Si aquellos manifestantes, haciendo uso de su libertad de expresión (como decimos hoy) y de su autoridad moral (eso lo digo yo) no hubieran entendido que la manera de luchar contra el golpe de estado era cometiendo estas tropelías, hoy disfrutaríamos de un patrimonio maravilloso. A lo mejor pensaron que, en lugar de los militares sublevados, los protagonistas de la rebelión fueron los más de ochenta mártires de Barbastro o las veintitrés adoratrices asesinadas en Madrid. O el mismo Señor de Pasión, tirado desde la azotea de San Pedro el 21 de julio de 1936.

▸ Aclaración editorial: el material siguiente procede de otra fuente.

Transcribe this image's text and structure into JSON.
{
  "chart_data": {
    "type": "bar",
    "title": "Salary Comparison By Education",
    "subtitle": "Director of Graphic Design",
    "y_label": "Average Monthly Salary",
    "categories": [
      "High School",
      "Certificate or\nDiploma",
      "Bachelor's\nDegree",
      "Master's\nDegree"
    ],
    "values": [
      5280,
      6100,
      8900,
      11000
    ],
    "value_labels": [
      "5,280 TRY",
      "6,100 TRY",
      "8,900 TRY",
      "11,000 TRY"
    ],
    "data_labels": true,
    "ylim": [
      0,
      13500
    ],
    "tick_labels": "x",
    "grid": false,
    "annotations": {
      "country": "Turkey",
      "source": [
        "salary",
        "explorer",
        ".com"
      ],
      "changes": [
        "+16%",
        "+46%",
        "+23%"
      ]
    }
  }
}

También sabemos, aunque parece que queremos olvidarlo, que esto no empezó aquel verano: pregunten en Sevilla por el incendio de la maravillosa capilla de San José en mayo de 1931 o la llamada “quema de conventos” del mismo año en muchas ciudades de España, cuando aún quedaban varios años para que empezara la Guerra Civil.

¿Por qué cuento esto? ¿Para que nos odiemos más? Claro que no. Pero ya me gustaría ver el mismo espíritu de concordia en ambos lados, y me duele mucho decirlo. Una cosa está clara: la actitud de las hermandades ha sido impecable, ya que perdieron sus titulares y gran parte de su patrimonio y poco alzan la voz, por no decir nada. Imaginemos que se pudieran acoger a la ley de memoria histórica y ponerse en fila ante un mostrador para preguntar qué hay de lo suyo.

Tampoco me consta que nadie del entorno de la izquierda más radical, tan amigos de la cultura y el patrimonio, haya pedido perdón por todo aquello. Al contrario: casi tenemos que pedir perdón por existir. Para que luego digan los curas que no les escuchamos en las homilías… ¿Y lo bien que hemos aprendido aquello de poner la otra mejilla?